Anak yang terbiasa dimanjakan cenderung sulit mengelola emosi, kurang memiliki daya juang, dan merasa dunia harus selalu berjalan sesuai keinginannya. Dalam jangka panjang, ia bisa tumbuh menjadi pribadi yang rapuh saat menghadapi tantangan, ia juga mudah temperamental bahkan manipulatif apabila keinginannya tidak terpenuhi.
Islam melarang sikap berlebihan dan keterlaluan dalam hal kasih sayang semacam ini, dan terdapat beberapa ciri orang tua sedang memanjakan anak . Ada beberapa ciri yang bisa menjadi alarm bagi orang tua:
- Selalu menuruti keinginan anak, meskipun tidak sesuai dengan kebutuhan atau kemampuan.
- Menghindarkan anak dari konsekuensi, misalnya anak malas belajar tetapi tetap diberi hadiah.
- Tidak memberi batasan yang jelas, sehingga anak tidak mengenal aturan.
- Membiarkan anak mengendalikan keputusan keluarga, meski belum matang secara usia.
Jika pola ini terus berlanjut, anak mungkin tumbuh tanpa memahami arti tanggung jawab maupun disiplin.
Dari Khaulah binti Hakim, Rasulullah bersabda :
“Sesungguhnya anak itu bisa menjadi penyebab kikir, pengecut, bodoh dan sedih” (Shahihul Jami’ Imam Bukhari)
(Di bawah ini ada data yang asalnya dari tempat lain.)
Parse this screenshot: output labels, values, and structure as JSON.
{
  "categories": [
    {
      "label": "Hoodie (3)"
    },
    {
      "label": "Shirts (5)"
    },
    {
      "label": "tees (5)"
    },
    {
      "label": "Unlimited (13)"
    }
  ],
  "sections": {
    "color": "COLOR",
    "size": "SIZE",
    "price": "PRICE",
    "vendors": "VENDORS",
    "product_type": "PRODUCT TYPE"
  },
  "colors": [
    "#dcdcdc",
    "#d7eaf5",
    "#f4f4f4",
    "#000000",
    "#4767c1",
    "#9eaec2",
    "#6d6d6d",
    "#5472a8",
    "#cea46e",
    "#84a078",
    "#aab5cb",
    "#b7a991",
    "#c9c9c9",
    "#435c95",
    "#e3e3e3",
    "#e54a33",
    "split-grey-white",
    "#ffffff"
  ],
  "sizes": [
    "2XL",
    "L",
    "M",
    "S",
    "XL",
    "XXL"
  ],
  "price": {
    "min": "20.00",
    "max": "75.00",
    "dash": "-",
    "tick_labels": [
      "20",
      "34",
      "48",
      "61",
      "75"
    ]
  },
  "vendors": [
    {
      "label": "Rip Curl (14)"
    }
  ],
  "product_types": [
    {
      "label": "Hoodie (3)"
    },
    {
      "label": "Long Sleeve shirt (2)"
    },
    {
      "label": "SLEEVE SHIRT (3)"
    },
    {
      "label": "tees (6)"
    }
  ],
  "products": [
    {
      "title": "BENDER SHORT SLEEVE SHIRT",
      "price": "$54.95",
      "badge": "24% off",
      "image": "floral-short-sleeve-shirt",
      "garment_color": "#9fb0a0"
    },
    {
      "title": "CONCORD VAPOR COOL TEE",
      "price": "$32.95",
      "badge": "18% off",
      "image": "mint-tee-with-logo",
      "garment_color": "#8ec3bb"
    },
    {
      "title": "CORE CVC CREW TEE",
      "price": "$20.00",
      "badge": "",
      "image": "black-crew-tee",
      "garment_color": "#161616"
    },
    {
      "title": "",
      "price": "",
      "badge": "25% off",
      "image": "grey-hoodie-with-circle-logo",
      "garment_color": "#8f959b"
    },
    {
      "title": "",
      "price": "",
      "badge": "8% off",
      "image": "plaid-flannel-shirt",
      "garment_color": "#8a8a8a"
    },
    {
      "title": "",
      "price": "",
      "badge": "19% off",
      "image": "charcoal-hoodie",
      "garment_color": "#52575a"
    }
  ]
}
Sayang dan memanjakan anak memang sama-sama lahir dari niat baik, tetapi dampaknya sangat berbeda. Kasih sayang mendidik anak untuk kuat dan berempati, sedangkan memanjakan berisiko membuat anak lemah dan egois. Orang tua bijak akan selalu belajar menempatkan diri: kapan harus memeluk, kapan harus melepas, dan kapan harus berkata “tidak” demi kebaikan anak. Dengan begitu, cinta orang tua bukan hanya dirasakan saat ini, tetapi juga menjadi bekal berharga bagi anak untuk menjalani kehidupan yang penuh tantangan.